9. Our attention was drawn to the fact that in the Circular No. 240, dated 17-5-1978--Taxmann's Direct Taxes Circulars, Vol. 2, 1980 edn., p. 618--issued by the Board explaining the scope of Sub-section (1A), the words 'small-scale industrial undertaking' were put under inverted commas and it was contended that this indicates that the Board itself had thought that the words 'owned by him' governed the word 'undertakings' only and not the words 'any small-scale industrial undertaking'. We are unable to draw this inference from omission in the circular to put the words 'undertakings owned by him' inside the inverted commas in juxtaposition with the words 'small-scale industrial undertaking'. We have perused the said circular and there is nothing therein to give an impression that the words 'owned by him' qualify only 'undertakings' and not the earlier words 'any small-scale industrial undertaking'.
10. It was then submitted before us that the total purchases were to the extent of Rs. 18,89,705.40. Out of which, goods manufactured by small-scale industrial undertakings not owned by the assessee were to the extent of Rs. 11,21,408, while the balance of Rs. 7,68,297 represented the purchases made from other small-scale industrial undertakings in which the assessee got embroidery work done by paying labour charges before exporting and as such claim for Rs. 7,68,297 should be investigated. This claim was not put forth before either the ITO or before the Commissioner (Appeals). This question does not arise out of the order of the Commissioner (Appeals) and it has not also been raised specifically in the grounds of appeal. Besides, by merely getting the cloth embroidered, it cannot be said that the goods in question had been manufactured or produced in any small-scale industrial undertaking owned by the assessee.
11. The decision in CIT v. Neo Pharma (P.) Ltd.  137 ITR 879 (Bom.), on which the learned counsel for the assessee relied, is of no assistance on the point with which we are concerned. In that case, the assessee-company, which had been incorporated with the object of manufacturing or processing Pharmaceuticals, had entered into an agreement with another company to make available to the assessee, plant, machinery and the services of staff of other company to carry on its manufacturing activity and the products were manufactured by other company under the direct supervision of the assessee's own technically qualified staff and the assessee's own quality control All raw materials were purchased and supplied by the assessee.
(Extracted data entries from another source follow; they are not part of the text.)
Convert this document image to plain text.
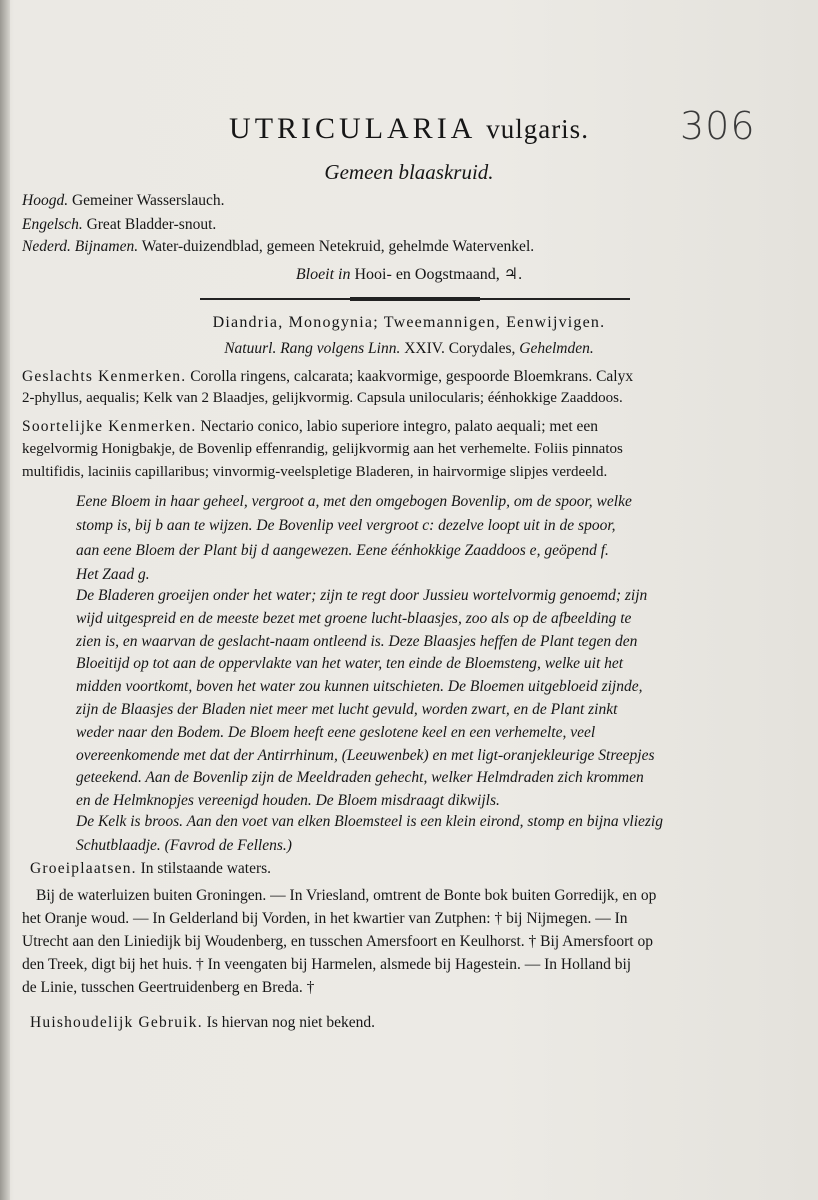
306
UTRICULARIA vulgaris.
Gemeen blaaskruid.
Hoogd. Gemeiner Wasserslauch.
Engelsch. Great Bladder-snout.
Nederd. Bijnamen. Water-duizendblad, gemeen Netekruid, gehelmde Watervenkel.
Bloeit in Hooi- en Oogstmaand, ♃.
Diandria, Monogynia; Tweemannigen, Eenwijvigen.
Natuurl. Rang volgens Linn. XXIV. Corydales, Gehelmden.
Geslachts Kenmerken. Corolla ringens, calcarata; kaakvormige, gespoorde Bloemkrans. Calyx
2-phyllus, aequalis; Kelk van 2 Blaadjes, gelijkvormig. Capsula unilocularis; éénhokkige Zaaddoos.
Soortelijke Kenmerken. Nectario conico, labio superiore integro, palato aequali; met een
kegelvormig Honigbakje, de Bovenlip effenrandig, gelijkvormig aan het verhemelte. Foliis pinnatos
multifidis, laciniis capillaribus; vinvormig-veelspletige Bladeren, in hairvormige slipjes verdeeld.
Eene Bloem in haar geheel, vergroot a, met den omgebogen Bovenlip, om de spoor, welke
stomp is, bij b aan te wijzen. De Bovenlip veel vergroot c: dezelve loopt uit in de spoor,
aan eene Bloem der Plant bij d aangewezen. Eene éénhokkige Zaaddoos e, geöpend f.
Het Zaad g.
De Bladeren groeijen onder het water; zijn te regt door Jussieu wortelvormig genoemd; zijn
wijd uitgespreid en de meeste bezet met groene lucht-blaasjes, zoo als op de afbeelding te
zien is, en waarvan de geslacht-naam ontleend is. Deze Blaasjes heffen de Plant tegen den
Bloeitijd op tot aan de oppervlakte van het water, ten einde de Bloemsteng, welke uit het
midden voortkomt, boven het water zou kunnen uitschieten. De Bloemen uitgebloeid zijnde,
zijn de Blaasjes der Bladen niet meer met lucht gevuld, worden zwart, en de Plant zinkt
weder naar den Bodem. De Bloem heeft eene geslotene keel en een verhemelte, veel
overeenkomende met dat der Antirrhinum, (Leeuwenbek) en met ligt-oranjekleurige Streepjes
geteekend. Aan de Bovenlip zijn de Meeldraden gehecht, welker Helmdraden zich krommen
en de Helmknopjes vereenigd houden. De Bloem misdraagt dikwijls.
De Kelk is broos. Aan den voet van elken Bloemsteel is een klein eirond, stomp en bijna vliezig
Schutblaadje. (Favrod de Fellens.)
Groeiplaatsen. In stilstaande waters.
Bij de waterluizen buiten Groningen. — In Vriesland, omtrent de Bonte bok buiten Gorredijk, en op
het Oranje woud. — In Gelderland bij Vorden, in het kwartier van Zutphen: † bij Nijmegen. — In
Utrecht aan den Liniedijk bij Woudenberg, en tusschen Amersfoort en Keulhorst. † Bij Amersfoort op
den Treek, digt bij het huis. † In veengaten bij Harmelen, alsmede bij Hagestein. — In Holland bij
de Linie, tusschen Geertruidenberg en Breda. †
Huishoudelijk Gebruik. Is hiervan nog niet bekend.
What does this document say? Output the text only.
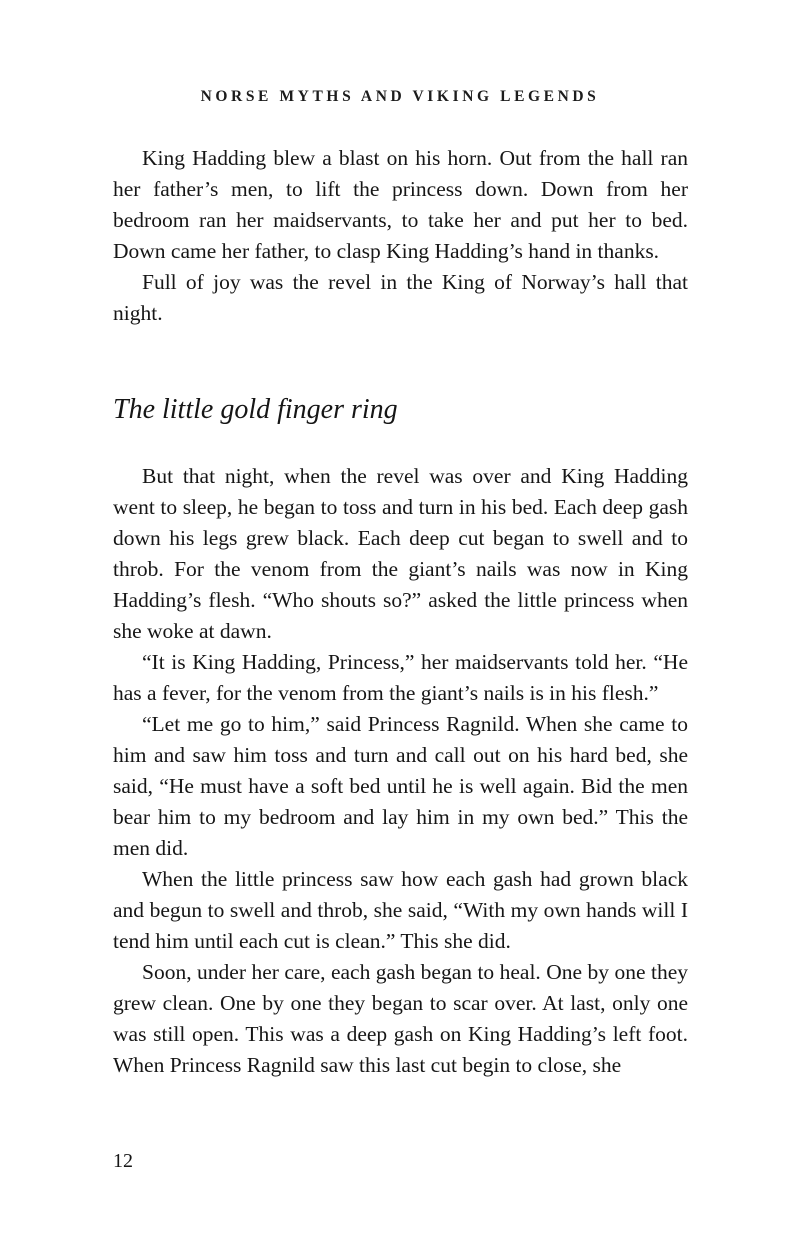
NORSE MYTHS AND VIKING LEGENDS

King Hadding blew a blast on his horn. Out from the hall ran her father’s men, to lift the princess down. Down from her bedroom ran her maidservants, to take her and put her to bed. Down came her father, to clasp King Hadding’s hand in thanks.

Full of joy was the revel in the King of Norway’s hall that night.

The little gold finger ring

But that night, when the revel was over and King Hadding went to sleep, he began to toss and turn in his bed. Each deep gash down his legs grew black. Each deep cut began to swell and to throb. For the venom from the giant’s nails was now in King Hadding’s flesh. “Who shouts so?” asked the little princess when she woke at dawn.

“It is King Hadding, Princess,” her maidservants told her. “He has a fever, for the venom from the giant’s nails is in his flesh.”

“Let me go to him,” said Princess Ragnild. When she came to him and saw him toss and turn and call out on his hard bed, she said, “He must have a soft bed until he is well again. Bid the men bear him to my bedroom and lay him in my own bed.” This the men did.

When the little princess saw how each gash had grown black and begun to swell and throb, she said, “With my own hands will I tend him until each cut is clean.” This she did.

Soon, under her care, each gash began to heal. One by one they grew clean. One by one they began to scar over. At last, only one was still open. This was a deep gash on King Hadding’s left foot. When Princess Ragnild saw this last cut begin to close, she

12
It was on these facts that it was held that operation amounted to manufacture of Pharmaceuticals by the assessee, with the result that the assessee came within the ambit of the term 'industrial company' in the Finance Act, 1966. In our case, we are concerned with the expression 'goods manufactured or produced in any small-scale industrial undertaking owned by him' (the assessee). The cloth is said to be purchased from others and got embroidered by the assessee by paying labour charges. It cannot be said that finished goods are manufactured or produced in any small-scale industrial undertaking owned by the assessee. The principle of the Bombay High Court decision does not at all apply to facts alleged and on this ground also, there is no question of directing investigation of the claim made for the first time before us.
12. For the reasons already given, we hold that the lower authorities were justified in holding that one of the essential conditions mentioned in Section 35B(1A) was not satisfied and as such, on that ground alone, relief under Section 35B(1A) was not allowable.